Perché vederlo. Hollywood è da sempre un’industria atipica rispetto al panorama politico e sociale statunitense: la California del cinema è fin dai primi del novecento un posto di immigrati europei, comunisti, cattolici, ebrei, gente dalla moralità decisamente più mobile rispetto alla media nazionale bianca, anglosassone e protestante.
Il primo scontro tra i conservatori e Hollywood risale al codice di autoregolamentazione Hays degli anni trenta, strumento volto a limitare i contenuti inopportuni; il secondo grande attacco ai valori progressisti diffusi dal cinema è l’interessamento dell’Huac raccontato da questo film. L’ultima parola descrive bene la normalità quasi impercettibile di questa offensiva, e lo fa raccontando la storia di un uomo tutto sommato allegro, il che è abbastanza atipico per una storia di ingiustizia e vessazione.
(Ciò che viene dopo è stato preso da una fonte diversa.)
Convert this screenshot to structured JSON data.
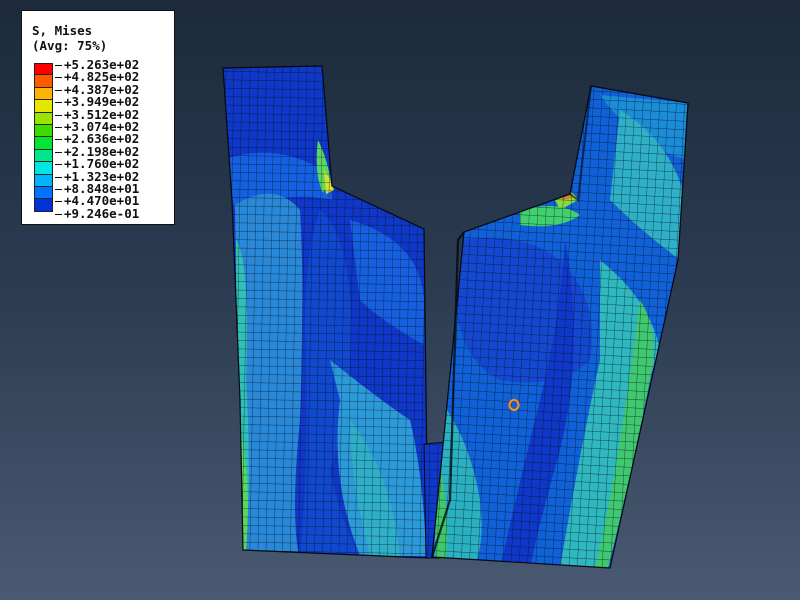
{
  "legend": {
    "title": "S, Mises",
    "subtitle": "(Avg: 75%)",
    "labels": [
      "+5.263e+02",
      "+4.825e+02",
      "+4.387e+02",
      "+3.949e+02",
      "+3.512e+02",
      "+3.074e+02",
      "+2.636e+02",
      "+2.198e+02",
      "+1.760e+02",
      "+1.323e+02",
      "+8.848e+01",
      "+4.470e+01",
      "+9.246e-01"
    ],
    "colors": [
      "#ff0000",
      "#ff5a00",
      "#ffb400",
      "#e6e600",
      "#96e600",
      "#3cdc00",
      "#00e632",
      "#00e68c",
      "#00e6e6",
      "#00b4ff",
      "#0073ff",
      "#0032dc"
    ]
  },
  "colors": {
    "background_top": "#1c2a3c",
    "background_bottom": "#4a5a72",
    "mesh_base": "#1038c8",
    "mesh_lines": "#04080f",
    "marker": "#ff8a1a"
  },
  "viewport": {
    "left_part": "left-jaw-mesh",
    "right_part": "right-jaw-mesh",
    "marker_icon": "circle-marker-icon"
  }
}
Chi ha amato Breaking bad è affezionato a Brian Cranston, che qui conferma le sue doti di grande caratterista, in quel senso nobile che rimanda a figure come Edward G. Robinson. Vale lo stesso discorso per John Goodman, che regala una di quelle sue piccole prove impeccabili. Poi c’è il gusto tipico dei film storici sullo spettacolo, lo stesso della serie Vinyl, per cui si vedono John Wayne, Kirk Douglas o Otto Preminger ricostruiti come persone e non personaggi.
Perché non vederlo. Ci sono degli argomenti che meritano di essere trattati in astratto, suscitano a priori una certa curiosità, ma hanno bisogno di un po’ di birra per reggere la forma del racconto cinematografico.
Jay Roach sembra impegnarsi a non commettere errori di eccessiva drammatizzazione, a non dare al film un tono troppo cupo, a lasciare a Trumbo uno spirito più giocoso e battagliero, al limite nevrotico, ma mai da martire piagnucolante. Se questa storia fosse fitta di eventi emozionanti, questo potrebbe bastare. Invece quello che succede non è così eclatante, per quanto spiacevole: stiamo comunque parlando di sceneggiatori di Hollywood che vanno in carcere, faticano a lavorare e si deprimono, non di bombardamenti e carestia, né di grandi amori o sparatorie.
Il risultato è talmente piano nello svolgimento da portare presto al tedio. Pur apprezzando attori, tema, figure descritte e ambiente in cui si muovono, ci si annoia al punto di sperare in un evento clamoroso qualsiasi: un tradimento, un omicidio, una comparsata di Tom Cruise, l’avvento di un uragano, un gigantesco sciame di cavallette sopra la scritta Hollywood. Ma è tutto inutile e le emozioni mancano.